1. If I leave the pin 5 open then Min Voltage is 1.9 and max is 4.2 volts. If pin5 is grounded then min voltage is 0.6 and max is 1.9 (strange)
2. the max voltage (4V) is reached at 6 mv Input. even gain calculation is done. But we have added 100 Ohm resistance instead of 98.99 Ohm.
4. In some circuits i see that at sense + and sense - sometimes before feeding these to operational amplifiers some resistance is added. what is the purpose of adding these keeping in mind the voltage is already in mV
5. Can you suggest load cell amplifier other than INA125 because that is not available
• You need a bypass capacitor across the power-rails for your op-amp. – Connor Wolf Mar 15 '13 at 20:56

As on any instrumentation amplifier (INA), of which the AD620 is an example, you can't just leave the REF pin (pin 5) floating. The output voltage is relative to REF, and you need to measure the difference in voltage between the two pins.

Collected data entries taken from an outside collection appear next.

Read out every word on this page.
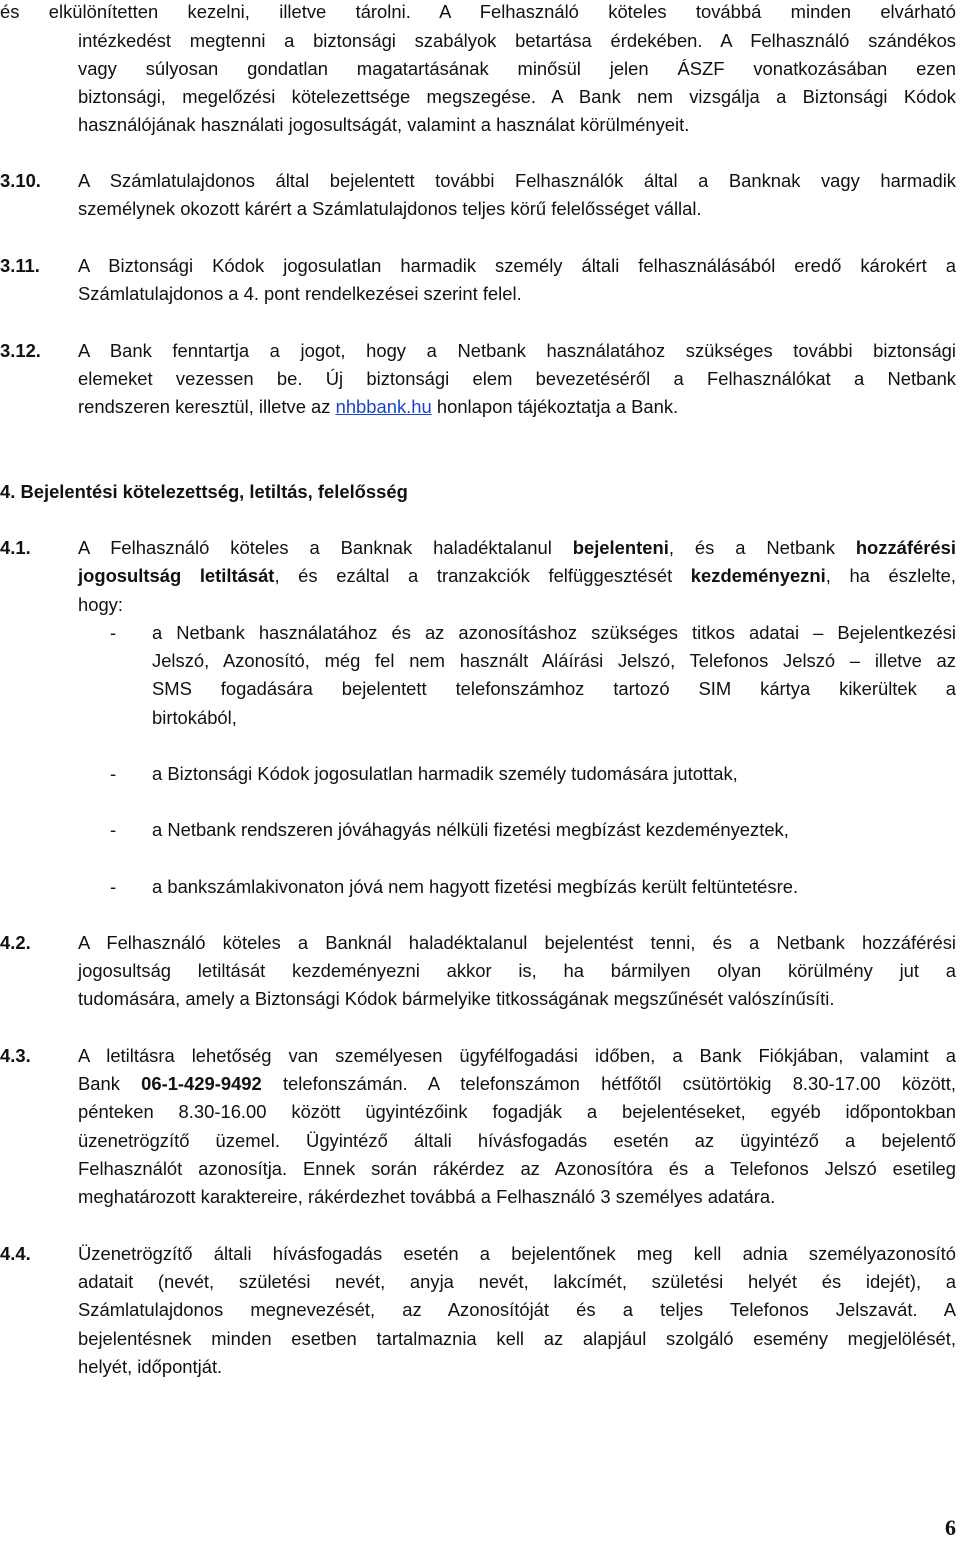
és elkülönítetten kezelni, illetve tárolni. A Felhasználó köteles továbbá minden elvárható
intézkedést megtenni a biztonsági szabályok betartása érdekében. A Felhasználó szándékos
vagy súlyosan gondatlan magatartásának minősül jelen ÁSZF vonatkozásában ezen
biztonsági, megelőzési kötelezettsége megszegése. A Bank nem vizsgálja a Biztonsági Kódok
használójának használati jogosultságát, valamint a használat körülményeit.
3.10. A Számlatulajdonos által bejelentett további Felhasználók által a Banknak vagy harmadik
személynek okozott kárért a Számlatulajdonos teljes körű felelősséget vállal.
3.11. A Biztonsági Kódok jogosulatlan harmadik személy általi felhasználásából eredő károkért a
Számlatulajdonos a 4. pont rendelkezései szerint felel.
3.12. A Bank fenntartja a jogot, hogy a Netbank használatához szükséges további biztonsági
elemeket vezessen be. Új biztonsági elem bevezetéséről a Felhasználókat a Netbank
rendszeren keresztül, illetve az nhbbank.hu honlapon tájékoztatja a Bank.
4. Bejelentési kötelezettség, letiltás, felelősség
4.1.	A Felhasználó köteles a Banknak haladéktalanul bejelenteni, és a Netbank hozzáférési
jogosultság letiltását, és ezáltal a tranzakciók felfüggesztését kezdeményezni, ha észlelte,
hogy:
- a Netbank használatához és az azonosításhoz szükséges titkos adatai – Bejelentkezési
Jelszó, Azonosító, még fel nem használt Aláírási Jelszó, Telefonos Jelszó – illetve az
SMS fogadására bejelentett telefonszámhoz tartozó SIM kártya kikerültek a
birtokából,
- a Biztonsági Kódok jogosulatlan harmadik személy tudomására jutottak,
- a Netbank rendszeren jóváhagyás nélküli fizetési megbízást kezdeményeztek,
- a bankszámlakivonaton jóvá nem hagyott fizetési megbízás került feltüntetésre.
4.2.	A Felhasználó köteles a Banknál haladéktalanul bejelentést tenni, és a Netbank hozzáférési
jogosultság letiltását kezdeményezni akkor is, ha bármilyen olyan körülmény jut a
tudomására, amely a Biztonsági Kódok bármelyike titkosságának megszűnését valószínűsíti.
4.3.	A letiltásra lehetőség van személyesen ügyfélfogadási időben, a Bank Fiókjában, valamint a
Bank 06-1-429-9492 telefonszámán. A telefonszámon hétfőtől csütörtökig 8.30-17.00 között,
pénteken 8.30-16.00 között ügyintézőink fogadják a bejelentéseket, egyéb időpontokban
üzenetrögzítő üzemel. Ügyintéző általi hívásfogadás esetén az ügyintéző a bejelentő
Felhasználót azonosítja. Ennek során rákérdez az Azonosítóra és a Telefonos Jelszó esetileg
meghatározott karaktereire, rákérdezhet továbbá a Felhasználó 3 személyes adatára.
4.4.	Üzenetrögzítő általi hívásfogadás esetén a bejelentőnek meg kell adnia személyazonosító
adatait (nevét, születési nevét, anyja nevét, lakcímét, születési helyét és idejét), a
Számlatulajdonos megnevezését, az Azonosítóját és a teljes Telefonos Jelszavát. A
bejelentésnek minden esetben tartalmaznia kell az alapjául szolgáló esemény megjelölését,
helyét, időpontját.
6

Also, although the AD620 can operate at low voltage (5V supply), it is not a rail-to-rail device, either on input or output. The +IN, –IN, REF and OUTPUT pins all need to be away from the supply rails by anywhere from 1.1 to 1.9 volts. In other words, you won't get a 5V output swing from a device powered with 5V.

Look at Figure 38 in the datasheet (I added a link to your question). It shows one recommended way to connect the output of the AD620 directly to an ADC. Note that the voltage divider establishes a 1V usable output range while using a power supply of 5V.

Dave covered the main part of your question, so I'll just answer some of your more minor questions:

This is answered on one of the last pages of the datasheet: So an "AN" part is a DIP, an "AR" is an SOIC (surface-mount part), and a part with a "Z" is RoHS-compliant.

In some circuits i see that at sense + and sense - sometimes before feeding these to operational amplifiers some resistance is added. what is the purpose of adding these keeping in mind the voltage is already in mV

You might be thinking of some of the other TI parts with "INA" part numbers. If I recall correctly, they use this prefix for high-side current sense amplifiers as well as straight-ahead instrumentation amps. In that case, the resistors allow the sensed voltage to be outside the supply rails of the amplifier itself.